Le Temps : La récente série d'annonces de licenciements en Suisse dans l'industrie résulte-t-elle de l'abandon du taux plancher en janvier, même si c'est avec un peu de retard?
Peter Dietrich: Cette série d'annonces n'est pas un simple hasard. Elles sont une conséquence de la surévaluation massive du franc. L'abandon du taux plancher a été un choc pour les entreprises de l'industrie MEM. D'une minute à l'autre, leurs produits sont devenus 20% plus chers sur de nombreux marchés. Au premier semestre, leurs entrées de commandes ont chuté de 15%. La réduction des marges a été un facteur aggravant. Selon notre dernière enquête auprès de nos membres datant de juin, 35% de ces entreprises prévoyaient d'être dans les chiffres rouges en 2015, contre 31% lors du sondage de mars. Plus fondamentalement, l'appréciation du franc a aussi incité beaucoup d'entreprises à se poser la question de savoir quelles activités industrielles peuvent encore être exploitées de manière rentable en Suisse. Cela a accéléré le processus de changement structurel déjà en cours dans de nombreuses entreprises, avec à la clé des transferts de production ou des licenciements.
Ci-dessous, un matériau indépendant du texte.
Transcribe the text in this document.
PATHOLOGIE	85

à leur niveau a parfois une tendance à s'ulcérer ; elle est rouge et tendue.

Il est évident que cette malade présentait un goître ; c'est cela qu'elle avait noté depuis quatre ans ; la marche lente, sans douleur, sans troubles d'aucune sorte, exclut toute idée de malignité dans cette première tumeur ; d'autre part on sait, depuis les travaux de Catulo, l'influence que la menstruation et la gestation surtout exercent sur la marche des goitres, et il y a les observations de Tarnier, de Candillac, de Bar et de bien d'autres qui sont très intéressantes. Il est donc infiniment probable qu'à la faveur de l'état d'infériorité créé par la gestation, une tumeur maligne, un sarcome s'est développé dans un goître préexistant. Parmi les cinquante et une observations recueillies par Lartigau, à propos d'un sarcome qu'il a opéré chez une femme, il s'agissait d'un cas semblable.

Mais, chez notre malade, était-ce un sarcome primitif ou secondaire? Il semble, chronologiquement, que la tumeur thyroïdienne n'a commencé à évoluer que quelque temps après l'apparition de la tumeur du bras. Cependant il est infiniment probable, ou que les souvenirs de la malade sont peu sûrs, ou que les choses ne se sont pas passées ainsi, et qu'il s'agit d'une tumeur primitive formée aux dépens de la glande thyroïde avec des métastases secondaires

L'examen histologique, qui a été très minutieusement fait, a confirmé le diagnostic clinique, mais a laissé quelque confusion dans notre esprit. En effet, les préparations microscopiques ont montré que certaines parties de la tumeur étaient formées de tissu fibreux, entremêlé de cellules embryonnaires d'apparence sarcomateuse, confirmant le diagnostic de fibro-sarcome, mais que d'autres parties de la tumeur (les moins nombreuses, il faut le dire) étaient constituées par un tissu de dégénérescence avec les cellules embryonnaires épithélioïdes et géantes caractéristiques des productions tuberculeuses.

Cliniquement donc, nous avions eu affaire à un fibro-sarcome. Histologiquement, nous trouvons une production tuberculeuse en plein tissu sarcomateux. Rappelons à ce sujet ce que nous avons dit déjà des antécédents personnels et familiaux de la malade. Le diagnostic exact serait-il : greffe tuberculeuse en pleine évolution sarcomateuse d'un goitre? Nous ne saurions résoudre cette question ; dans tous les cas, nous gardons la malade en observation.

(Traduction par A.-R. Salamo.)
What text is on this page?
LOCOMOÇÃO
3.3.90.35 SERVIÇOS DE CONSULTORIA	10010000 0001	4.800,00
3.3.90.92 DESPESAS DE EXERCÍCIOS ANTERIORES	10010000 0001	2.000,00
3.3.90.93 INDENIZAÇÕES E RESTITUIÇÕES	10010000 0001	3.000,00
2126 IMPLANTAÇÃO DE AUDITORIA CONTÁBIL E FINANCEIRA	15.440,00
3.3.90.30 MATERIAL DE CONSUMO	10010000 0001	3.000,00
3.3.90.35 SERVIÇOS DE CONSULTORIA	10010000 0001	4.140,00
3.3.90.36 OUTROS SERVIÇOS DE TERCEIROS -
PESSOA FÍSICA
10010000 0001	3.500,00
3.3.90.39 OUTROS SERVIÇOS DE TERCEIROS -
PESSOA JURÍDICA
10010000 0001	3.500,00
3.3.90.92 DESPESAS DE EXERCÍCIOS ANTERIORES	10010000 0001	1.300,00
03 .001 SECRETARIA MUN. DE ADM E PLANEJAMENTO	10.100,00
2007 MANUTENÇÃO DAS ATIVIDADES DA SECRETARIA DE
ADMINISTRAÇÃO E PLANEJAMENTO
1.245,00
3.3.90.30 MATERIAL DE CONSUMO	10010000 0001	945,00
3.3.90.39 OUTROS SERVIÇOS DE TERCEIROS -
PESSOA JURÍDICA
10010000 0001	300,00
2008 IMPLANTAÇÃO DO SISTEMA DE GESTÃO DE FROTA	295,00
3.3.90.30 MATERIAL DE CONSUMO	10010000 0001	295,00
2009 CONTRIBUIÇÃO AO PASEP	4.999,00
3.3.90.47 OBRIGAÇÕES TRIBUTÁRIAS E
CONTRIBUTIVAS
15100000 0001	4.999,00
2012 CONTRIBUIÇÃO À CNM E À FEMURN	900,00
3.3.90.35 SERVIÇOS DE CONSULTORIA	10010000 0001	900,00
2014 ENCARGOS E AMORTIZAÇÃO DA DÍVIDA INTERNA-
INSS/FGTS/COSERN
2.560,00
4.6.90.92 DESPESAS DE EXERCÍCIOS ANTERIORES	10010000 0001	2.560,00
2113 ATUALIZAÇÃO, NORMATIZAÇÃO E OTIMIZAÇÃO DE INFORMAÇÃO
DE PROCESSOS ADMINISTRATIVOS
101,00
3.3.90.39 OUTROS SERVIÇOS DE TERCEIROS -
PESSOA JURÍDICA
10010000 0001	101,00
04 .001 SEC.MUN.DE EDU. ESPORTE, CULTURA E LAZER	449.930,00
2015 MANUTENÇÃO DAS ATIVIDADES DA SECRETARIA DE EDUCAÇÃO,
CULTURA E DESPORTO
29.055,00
- Faut-il s'attendre à une vague de licenciements ?
- Nous n'avons pas d'indication qu'une telle vague de licenciements pourrait survenir dans les prochaines semaines. Néanmoins, il faut s'attendre à une érosion du nombre de postes de travail pour les activités devenues trop chères. C'est un processus continuel: en octobre de l'an dernier, l'industrie MEM employait 333 000 personnes, contre 326 000 actuellement.

- Outre la cherté du franc, le ralentissement en Chine depuis l'été a-t-il renforcé les difficultés des entreprises?
- Cela a pu contribuer à augmenter les incertitudes au moment où des entreprises font leur calcul pour la fin de l'année ou 2016. Toutefois, il faut rappeler que les exportations de nos membres vers la Chine ne représentent que 5% du chiffre d'affaires total, comparé à 58% qui vont dans l'UE. Avec l'Europe, les incertitudes concernant les conditions cadres n'ont pas aidé à améliorer la situation. Les accords bilatéraux sont jugés comme «très importants ou indispensables » pour 80% des PME qui figurent parmi nos membres. La mise en œuvre de l'initiative contre une immigration de masse constitue une incertitude supplémentaire. D'une part, elle pourrait induire une concurrence entre branches pour obtenir des quotas. D'autre part, les syndicats cherchent à obtenir davantage de mesures d'accompagnement. On essaie de faire monter le «prix» du maintien des Bilatérales!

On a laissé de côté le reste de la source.